Naturellement, le film du réalisateur allemand imagine les échanges qui ont pu prendre entre les deux hommes. Par la force des interprétations et un véritable sens de l’urgence, développé notamment grâce à la photographie de Michel Amathieu, évoluant de la nuit noire à une aube vacillante entre espoir et condamnation, Diplomatie parvient à nous placer dans une étonnante position d’incertitude : et si Paris pouvait bien exploser de toute part au bout de ce film ?
Par touches subtiles, Volker Schlöndorff s’éloigne du théâtre filmé, travaillant dans sa mise en scène tout l’espace offert par la chambre et ses fenêtres donnant sur la ville. Néanmoins, la réussite du film tient avant tout à la direction d’acteur, Arestrup et Dussollier se livrant un duel d’arguments et de contre-arguments qui se montrerait peu intéressant sans leurs interprétations aussi brillantes.

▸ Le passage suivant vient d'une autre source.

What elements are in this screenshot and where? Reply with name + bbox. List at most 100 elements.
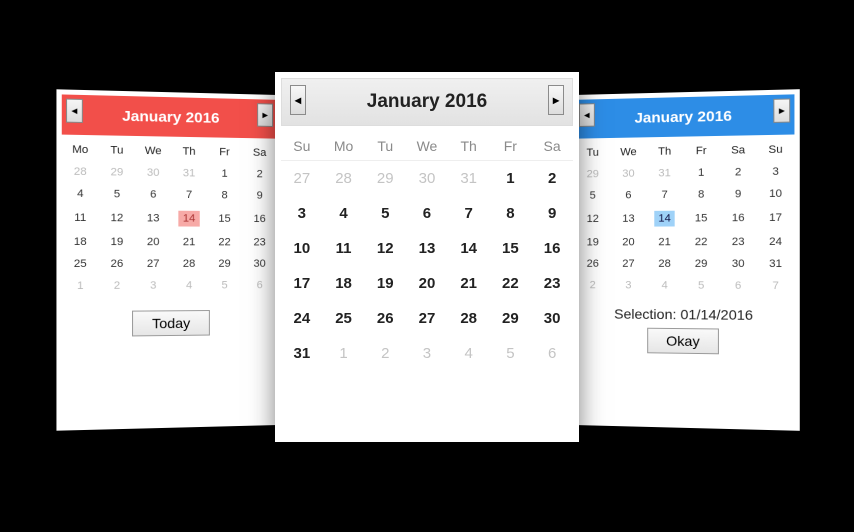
day-cell[interactable]: 10: [281, 231, 323, 266]
day-cell[interactable]: 29: [364, 161, 406, 197]
prev-month-button[interactable]: ◂: [579, 103, 595, 127]
day-cell[interactable]: 2: [242, 163, 277, 185]
day-cell[interactable]: 5: [683, 275, 720, 297]
day-cell[interactable]: 1: [490, 161, 532, 197]
day-cell[interactable]: 4: [323, 196, 365, 231]
day-cell[interactable]: 16: [720, 205, 757, 231]
day-cell[interactable]: 21: [171, 231, 207, 253]
day-cell[interactable]: 29: [99, 161, 135, 183]
day-cell[interactable]: 28: [323, 161, 365, 197]
day-cell[interactable]: 2: [720, 161, 757, 183]
okay-button[interactable]: Okay: [647, 328, 719, 355]
prev-month-button[interactable]: ◂: [66, 99, 83, 123]
day-cell[interactable]: 31: [281, 336, 323, 371]
day-cell[interactable]: 30: [720, 253, 757, 275]
day-cell[interactable]: 10: [757, 183, 795, 205]
day-cell[interactable]: 1: [207, 163, 242, 185]
day-cell[interactable]: 20: [406, 266, 448, 301]
day-cell[interactable]: 13: [611, 206, 647, 232]
day-cell[interactable]: 20: [611, 232, 647, 254]
day-cell[interactable]: 6: [135, 184, 171, 206]
day-cell[interactable]: 3: [281, 196, 323, 231]
day-cell[interactable]: 6: [611, 184, 647, 206]
day-cell[interactable]: 16: [242, 206, 277, 232]
day-cell[interactable]: 16: [531, 231, 573, 266]
day-cell[interactable]: 1: [62, 275, 99, 297]
day-cell[interactable]: 5: [99, 183, 135, 205]
day-cell[interactable]: 20: [135, 231, 171, 253]
day-cell[interactable]: 5: [364, 196, 406, 231]
day-cell[interactable]: 4: [448, 336, 490, 371]
day-cell[interactable]: 21: [646, 231, 682, 253]
day-cell[interactable]: 26: [99, 253, 135, 275]
day-cell[interactable]: 19: [575, 232, 611, 254]
day-cell[interactable]: 1: [683, 162, 720, 184]
day-cell[interactable]: 30: [242, 253, 277, 274]
day-cell[interactable]: 7: [646, 184, 682, 206]
day-cell[interactable]: 27: [135, 253, 171, 275]
day-cell[interactable]: 27: [611, 253, 647, 275]
day-cell[interactable]: 6: [531, 336, 573, 371]
day-cell[interactable]: 14: [448, 231, 490, 266]
day-cell[interactable]: 5: [207, 275, 242, 297]
day-cell[interactable]: 14: [171, 206, 207, 232]
day-cell[interactable]: 22: [490, 266, 532, 301]
day-cell[interactable]: 30: [611, 163, 647, 185]
day-cell[interactable]: 23: [531, 266, 573, 301]
day-cell[interactable]: 1: [323, 336, 365, 371]
day-cell[interactable]: 7: [448, 196, 490, 231]
day-cell[interactable]: 22: [207, 232, 242, 254]
day-cell[interactable]: 31: [646, 162, 682, 184]
day-cell[interactable]: 29: [683, 253, 720, 275]
day-cell[interactable]: 31: [171, 162, 207, 184]
day-cell[interactable]: 7: [171, 184, 207, 206]
day-cell[interactable]: 3: [135, 275, 171, 297]
day-cell[interactable]: 25: [323, 301, 365, 336]
day-cell[interactable]: 13: [135, 205, 171, 231]
day-cell[interactable]: 28: [171, 253, 207, 275]
day-cell[interactable]: 6: [242, 275, 277, 297]
day-cell[interactable]: 30: [406, 161, 448, 197]
day-cell[interactable]: 23: [242, 232, 277, 254]
day-cell[interactable]: 26: [575, 253, 611, 274]
day-cell[interactable]: 30: [531, 301, 573, 336]
day-cell[interactable]: 22: [683, 231, 720, 253]
day-cell[interactable]: 4: [171, 275, 207, 297]
day-cell[interactable]: 11: [62, 205, 99, 231]
day-cell[interactable]: 31: [448, 161, 490, 197]
today-button[interactable]: Today: [132, 310, 209, 336]
day-cell[interactable]: 28: [62, 161, 99, 184]
day-cell[interactable]: 28: [646, 253, 682, 275]
day-cell[interactable]: 3: [406, 336, 448, 371]
day-cell[interactable]: 5: [490, 336, 532, 371]
day-cell[interactable]: 28: [448, 301, 490, 336]
next-month-button[interactable]: ▸: [257, 103, 273, 127]
day-cell[interactable]: 19: [364, 266, 406, 301]
day-cell[interactable]: 5: [575, 185, 611, 207]
day-cell[interactable]: 2: [99, 275, 135, 297]
day-cell[interactable]: 30: [135, 162, 171, 184]
day-cell[interactable]: 6: [406, 196, 448, 231]
day-cell[interactable]: 23: [720, 231, 757, 253]
day-cell[interactable]: 29: [575, 163, 611, 185]
day-cell[interactable]: 8: [683, 184, 720, 206]
prev-month-button[interactable]: ◂: [290, 85, 306, 115]
day-cell[interactable]: 4: [62, 183, 99, 205]
day-cell[interactable]: 11: [323, 231, 365, 266]
day-cell[interactable]: 13: [406, 231, 448, 266]
day-cell[interactable]: 2: [531, 161, 573, 197]
day-cell[interactable]: 17: [281, 266, 323, 301]
day-cell[interactable]: 8: [490, 196, 532, 231]
day-cell[interactable]: 12: [99, 205, 135, 231]
day-cell[interactable]: 29: [207, 253, 242, 275]
day-cell[interactable]: 9: [531, 196, 573, 231]
day-cell[interactable]: 24: [281, 301, 323, 336]
day-cell[interactable]: 12: [364, 231, 406, 266]
day-cell[interactable]: 9: [242, 185, 277, 207]
day-cell[interactable]: 7: [757, 275, 795, 297]
day-cell[interactable]: 21: [448, 266, 490, 301]
day-cell[interactable]: 27: [406, 301, 448, 336]
day-cell[interactable]: 2: [364, 336, 406, 371]
day-cell[interactable]: 14: [646, 206, 682, 232]
day-cell[interactable]: 31: [757, 253, 795, 275]
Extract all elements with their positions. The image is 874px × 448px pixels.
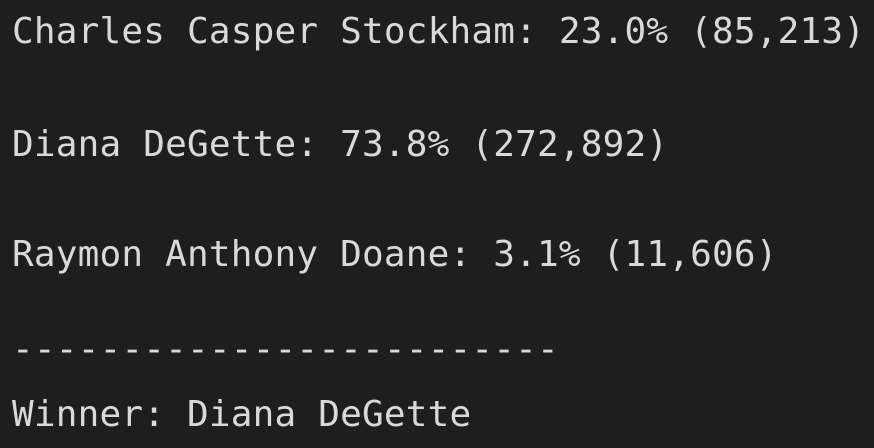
separator-line: -------------------------: [12, 329, 559, 370]
result-line-diana-degette: Diana DeGette: 73.8% (272,892): [12, 124, 669, 165]
result-line-raymon-anthony-doane: Raymon Anthony Doane: 3.1% (11,606): [12, 234, 778, 275]
winner-line: Winner: Diana DeGette: [12, 394, 472, 435]
terminal-output: Charles Casper Stockham: 23.0% (85,213) …: [0, 0, 874, 448]
result-line-charles-casper-stockham: Charles Casper Stockham: 23.0% (85,213): [12, 11, 866, 52]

Loin du cours d’histoire, Diplomatie est une leçon sur l’art de négocier en temps de crise autant qu’un hommage à l’une des plus belles capitales d’Europe que nous, les plus jeunes générations, aurions pu ne jamais voir de nos propres yeux.

4 étoiles
Diplomatie, un film de Volker Schlöndorff, en salles depuis le 5 mars 2014.